Mieux vaut partir mal accompagné

Si l’idée de partir seul est gratifiante, elle n’est est pas dénuée de risques. À mesure que les préparatifs avancent, que les équipements se veulent de plus en plus techniques et compliqués (la scène relatant le choix du sac à dos en boutique spécialisée est particulièrement tordante), l’appréhension gagne du terrain. Et l’idée que la survie pourrait dépendre exclusivement de l’intervention rudimentaire d’un coéquipier parcourt les gyri de la conscience pour s’y installer durablement. Ainsi, Bill décide d’annoncer son ambitieux projet sur chacune de ses cartes de vœux, qu’il adresse soigneusement à l’ensemble de ses connaissances, même celles tombées aux oubliettes. Il ne reçoit aucune réponse jusqu’au coup de fil de Katz, ami d’enfance dont Bill n’a pas eu de nouvelles depuis 25 ans.

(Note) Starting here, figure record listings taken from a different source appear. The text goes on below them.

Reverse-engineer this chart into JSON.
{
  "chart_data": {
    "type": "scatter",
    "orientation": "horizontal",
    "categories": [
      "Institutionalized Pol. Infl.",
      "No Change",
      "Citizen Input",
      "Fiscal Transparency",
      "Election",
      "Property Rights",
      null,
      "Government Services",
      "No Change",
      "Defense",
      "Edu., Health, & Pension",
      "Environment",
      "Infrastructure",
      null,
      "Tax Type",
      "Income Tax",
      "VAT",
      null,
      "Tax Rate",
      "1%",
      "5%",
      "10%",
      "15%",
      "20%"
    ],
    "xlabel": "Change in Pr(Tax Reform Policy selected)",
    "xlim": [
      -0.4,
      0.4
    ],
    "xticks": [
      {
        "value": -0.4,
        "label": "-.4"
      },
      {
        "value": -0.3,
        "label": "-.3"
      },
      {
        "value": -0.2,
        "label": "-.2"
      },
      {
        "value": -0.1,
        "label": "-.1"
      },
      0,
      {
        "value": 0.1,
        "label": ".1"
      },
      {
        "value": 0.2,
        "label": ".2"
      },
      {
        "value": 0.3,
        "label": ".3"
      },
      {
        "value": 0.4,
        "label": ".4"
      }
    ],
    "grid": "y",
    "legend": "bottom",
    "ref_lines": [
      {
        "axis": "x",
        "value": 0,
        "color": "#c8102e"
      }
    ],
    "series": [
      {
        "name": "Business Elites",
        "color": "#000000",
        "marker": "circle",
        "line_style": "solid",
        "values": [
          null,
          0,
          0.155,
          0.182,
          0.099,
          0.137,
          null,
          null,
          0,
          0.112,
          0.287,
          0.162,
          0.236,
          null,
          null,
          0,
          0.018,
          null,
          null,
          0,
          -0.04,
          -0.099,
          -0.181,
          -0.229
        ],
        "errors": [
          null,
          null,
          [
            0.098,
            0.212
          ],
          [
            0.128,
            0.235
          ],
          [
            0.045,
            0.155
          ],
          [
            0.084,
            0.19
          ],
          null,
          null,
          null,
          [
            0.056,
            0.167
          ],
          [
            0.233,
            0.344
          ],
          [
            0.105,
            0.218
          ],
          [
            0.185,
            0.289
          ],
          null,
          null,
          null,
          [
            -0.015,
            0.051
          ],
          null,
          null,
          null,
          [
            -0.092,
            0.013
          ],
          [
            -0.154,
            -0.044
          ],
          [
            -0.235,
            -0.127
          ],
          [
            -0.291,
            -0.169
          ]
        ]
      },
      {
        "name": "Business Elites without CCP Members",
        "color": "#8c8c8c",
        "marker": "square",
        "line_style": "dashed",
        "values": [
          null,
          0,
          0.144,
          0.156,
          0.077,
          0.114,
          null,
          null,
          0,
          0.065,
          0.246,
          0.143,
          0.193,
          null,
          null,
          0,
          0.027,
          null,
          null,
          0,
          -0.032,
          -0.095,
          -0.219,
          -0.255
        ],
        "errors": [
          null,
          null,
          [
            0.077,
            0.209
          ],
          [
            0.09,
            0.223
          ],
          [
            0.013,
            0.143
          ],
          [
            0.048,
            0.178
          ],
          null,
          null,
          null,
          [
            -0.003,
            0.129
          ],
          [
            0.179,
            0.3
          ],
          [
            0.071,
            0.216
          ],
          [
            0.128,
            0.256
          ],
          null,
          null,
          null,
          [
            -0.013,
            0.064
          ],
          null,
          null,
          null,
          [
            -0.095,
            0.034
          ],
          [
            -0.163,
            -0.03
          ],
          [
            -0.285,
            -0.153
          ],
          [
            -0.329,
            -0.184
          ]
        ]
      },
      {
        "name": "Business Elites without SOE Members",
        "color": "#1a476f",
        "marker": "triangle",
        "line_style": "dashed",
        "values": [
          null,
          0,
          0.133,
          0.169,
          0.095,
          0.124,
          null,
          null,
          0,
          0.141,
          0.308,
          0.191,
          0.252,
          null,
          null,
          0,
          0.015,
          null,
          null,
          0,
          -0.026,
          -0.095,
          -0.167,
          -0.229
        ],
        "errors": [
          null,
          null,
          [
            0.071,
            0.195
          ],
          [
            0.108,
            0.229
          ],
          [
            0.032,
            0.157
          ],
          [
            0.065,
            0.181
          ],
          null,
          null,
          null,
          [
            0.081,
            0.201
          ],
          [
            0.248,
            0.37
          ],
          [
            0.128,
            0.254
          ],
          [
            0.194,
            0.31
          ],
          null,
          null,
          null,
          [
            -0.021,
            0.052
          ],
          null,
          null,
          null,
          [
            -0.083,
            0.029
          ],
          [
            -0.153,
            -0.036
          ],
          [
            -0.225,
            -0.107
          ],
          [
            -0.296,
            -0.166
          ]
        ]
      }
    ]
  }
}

ʺJ’ai hésité à t’appelerʺ a dit Katz lentement. Il semblait ne pas être sûr de la tournure à adopter. ʺ Mais ce truc des Appalaches, tu penses que je peux venir avec toi ?ʺ. « Je n’arrivai pas à y croire […] Je n’allais pas être obligé de marcher seul. Je sautillais sur place. Je n’allais pas être obligé de marcher seul […] J’ai rejoint ma femme dans la cuisine et lui ai annoncé l’excellente nouvelle. Son enthousiasme s’est avéré plus tiède que je ne l’avais escompté. ʺTu pars en forêt pendant des semaines et des semaines avec quelqu’un que tu as à peine vu depuis 25 ans. As-tu réfléchi à ça ?ʺ a-t-elle demandé avec l’air d’insinuer que je n’avais de toute façon jamais réfléchi à rien […] ʺVous n’avez rien en communʺ. ʺOn a tout en commun, on a 44 ans. On parlera d’hémorroïdes et de douleurs dorsales, on constatera qu’on n’arrive plus à se rappeler où on met les choses. Ensuite, je dirai : ʺ Hé je t’ai raconté mes problèmes de dos ʺ. Il répondra ʺ Non, je ne crois pas ʺ et on recommencera tout depuis le début. Ça va être génial ʺ.
- ʺ Ça va être l’enfer ʺ.
- ʺ Ouais, je sais ʺ.

C’est pourtant bien Katz qui débarquera quelques semaines plus tard chez Bill pour partir à l’assaut de l’AT. De forte corpulence, plutôt grossier, Katz semble d’ores et déjà peiner à se déplacer dans les couloirs de l’aéroport…  Je laisse le soin au livre de vous dévoiler la suite sur ce duo improbable aux répliques drôles et bien senties.

La vie (et la mort) sur le sentier

Elle se résume d’abord par des kilomètres et des kilomètres de marche, de douleurs physiques en tout genre exprimées pleinement et sous toutes leurs formes. La vie sur le sentier c’est aussi des rencontres, plus ou moins agréables, dont on ne peut se défaire pour peu que les protagonistes partagent la même foulée (telle cette randonneuse bavarde particulièrement agaçante au début du périple). Ce sont aussi des étapes dans des petites bourgades et la joie des plaisirs simples oubliés.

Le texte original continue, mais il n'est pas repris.